A Retrieval Augmented Generation (RAG) system for querying and understanding codebases using Streamlit, Pinecone, and LLMs.
This project implements a conversational interface for querying codebases using RAG technology. It combines vector similarity search through Pinecone with Large Language Models to provide contextually relevant answers about your code.
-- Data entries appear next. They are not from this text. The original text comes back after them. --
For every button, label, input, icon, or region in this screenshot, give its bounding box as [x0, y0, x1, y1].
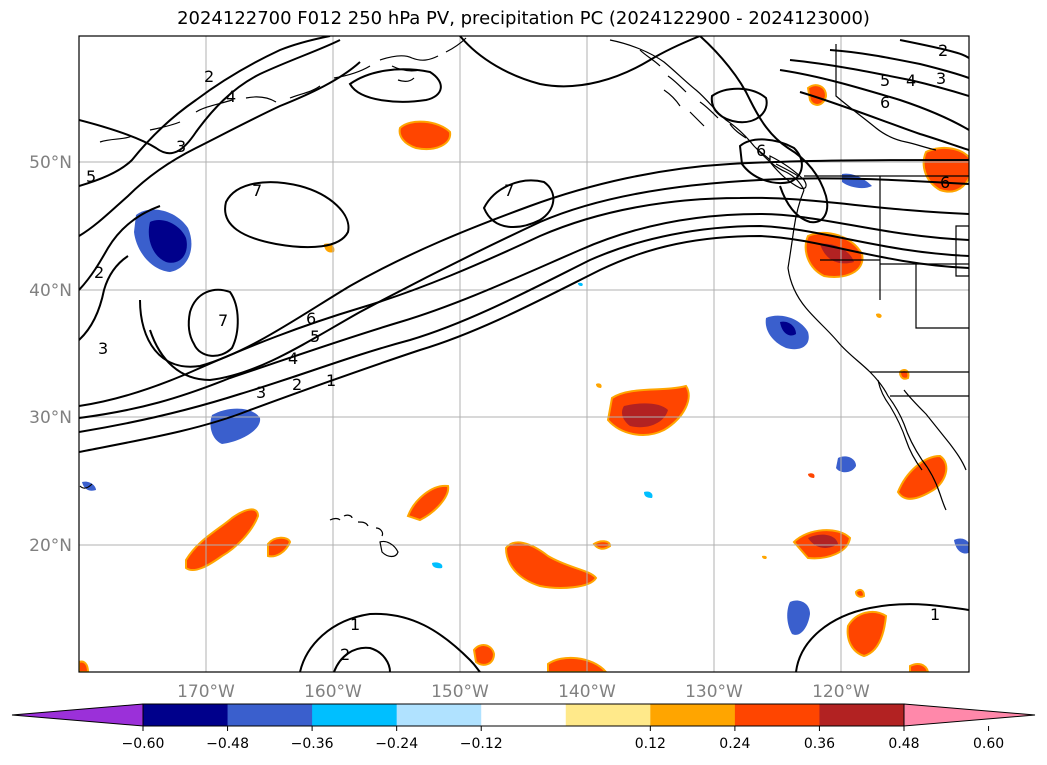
contour-label: 3 — [176, 137, 186, 156]
contour-label: 5 — [86, 167, 96, 186]
colorbar-segment — [143, 704, 229, 726]
contour-label: 4 — [226, 87, 236, 106]
colorbar-tick-label: −0.36 — [291, 736, 334, 752]
contour-label: 2 — [938, 41, 948, 60]
colorbar-segment — [819, 704, 905, 726]
lon-label: 160°W — [304, 682, 362, 702]
lon-label: 140°W — [558, 682, 616, 702]
colorbar-ticks: −0.60 −0.48 −0.36 −0.24 −0.12 0.12 0.24 0.36 0.4… — [122, 726, 1004, 752]
lat-label: 50°N — [29, 153, 72, 173]
longitude-labels: 170°W 160°W 150°W 140°W 130°W 120°W — [177, 682, 870, 702]
colorbar-tick-label: 0.36 — [804, 736, 835, 752]
contour-label: 7 — [252, 181, 262, 200]
contour-label: 2 — [292, 375, 302, 394]
latitude-labels: 50°N 40°N 30°N 20°N — [29, 153, 72, 556]
contour-label: 1 — [326, 371, 336, 390]
lat-label: 20°N — [29, 536, 72, 556]
contour-label: 6 — [880, 93, 890, 112]
colorbar-tick-label: −0.48 — [206, 736, 249, 752]
colorbar-outline — [142, 703, 905, 727]
colorbar: −0.60 −0.48 −0.36 −0.24 −0.12 0.12 0.24 0.36 0.4… — [11, 703, 1036, 752]
pv-contours — [79, 36, 969, 672]
colorbar-tick-label: 0.48 — [888, 736, 919, 752]
colorbar-segments — [11, 703, 1036, 727]
colorbar-extend-low — [11, 703, 144, 727]
lat-label: 40°N — [29, 281, 72, 301]
lon-label: 130°W — [685, 682, 743, 702]
negative-anomaly-patches — [82, 173, 969, 635]
colorbar-tick-label: 0.60 — [973, 736, 1004, 752]
colorbar-tick-label: −0.60 — [122, 736, 165, 752]
contour-label: 7 — [504, 181, 514, 200]
colorbar-extend-high — [903, 703, 1036, 727]
contour-label: 1 — [350, 615, 360, 634]
coastlines — [79, 37, 969, 558]
colorbar-segment — [650, 704, 736, 726]
contour-label: 5 — [310, 327, 320, 346]
colorbar-segment — [227, 704, 313, 726]
precip-shading — [79, 84, 969, 672]
colorbar-segment — [396, 704, 482, 726]
contour-label: 3 — [98, 339, 108, 358]
map-frame — [78, 35, 970, 673]
contour-label: 3 — [256, 383, 266, 402]
contour-label: 2 — [204, 67, 214, 86]
contour-label: 7 — [218, 311, 228, 330]
contour-label: 6 — [756, 141, 766, 160]
contour-label: 2 — [340, 645, 350, 664]
graticule — [79, 36, 969, 672]
map-title: 2024122700 F012 250 hPa PV, precipitatio… — [177, 8, 870, 29]
lon-label: 120°W — [812, 682, 870, 702]
contour-label: 4 — [288, 349, 298, 368]
lon-label: 170°W — [177, 682, 235, 702]
colorbar-tick-label: 0.12 — [635, 736, 666, 752]
contour-label: 6 — [940, 173, 950, 192]
contour-label: 1 — [930, 605, 940, 624]
colorbar-tick-label: −0.24 — [375, 736, 418, 752]
colorbar-tick-label: 0.24 — [719, 736, 750, 752]
contour-label: 3 — [936, 69, 946, 88]
positive-anomaly-patches — [79, 84, 969, 672]
colorbar-segment — [481, 704, 567, 726]
colorbar-segment — [312, 704, 398, 726]
contour-label: 5 — [880, 71, 890, 90]
contour-labels: 2 4 3 5 2 3 7 7 7 6 5 4 3 2 1 6 5 4 3 2 … — [86, 41, 950, 664]
contour-label: 6 — [306, 309, 316, 328]
contour-label: 2 — [94, 263, 104, 282]
colorbar-tick-label: −0.12 — [460, 736, 503, 752]
colorbar-segment — [734, 704, 820, 726]
lat-label: 30°N — [29, 408, 72, 428]
contour-label: 4 — [906, 71, 916, 90]
lon-label: 150°W — [431, 682, 489, 702]
colorbar-segment — [565, 704, 651, 726]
- 🔍 Semantic Code Search: Uses HuggingFace embeddings to find relevant code snippets
- 💬 Conversational Interface: Built with Streamlit for an intuitive chat experience
- 📚 Multiple Repository Support: Switch between different codebases using namespaces which are added to Pinecone
- 🤖 Advanced LLM Integration: Powered by Groq's LLama models
- 🔄 Context-Aware Responses: Maintains chat history for coherent conversations
- Visit the Streamlit web application: https://rag-my-codebase.streamlit.app/
- Select a repository namespace from the sidebar
- Start asking questions about your codebase in the chat interface
- Frontend: Streamlit web interface
- Embedding: HuggingFace Sentence Transformers
- Vector Store: Pinecone
- LLM: Groq (LLama models)
- RAG Framework: Custom implementation with context augmentation
- Implement AST parsing of codebase embeddings rather than dumping the whole codebase to embeddings to allow for more accurate and relevant answers as code follows a different structure to natural language.
- Add a way to update the Pinecone index when you push any new commits to your repo. This would be done through a webhook that's triggered on each commit, where the codebase is re-embedded and added to Pinecone.
- Add a way to chat with multiple codebases at the same time.
- Add support for image uploads when chatting with the codebase this is called Multimodal RAG.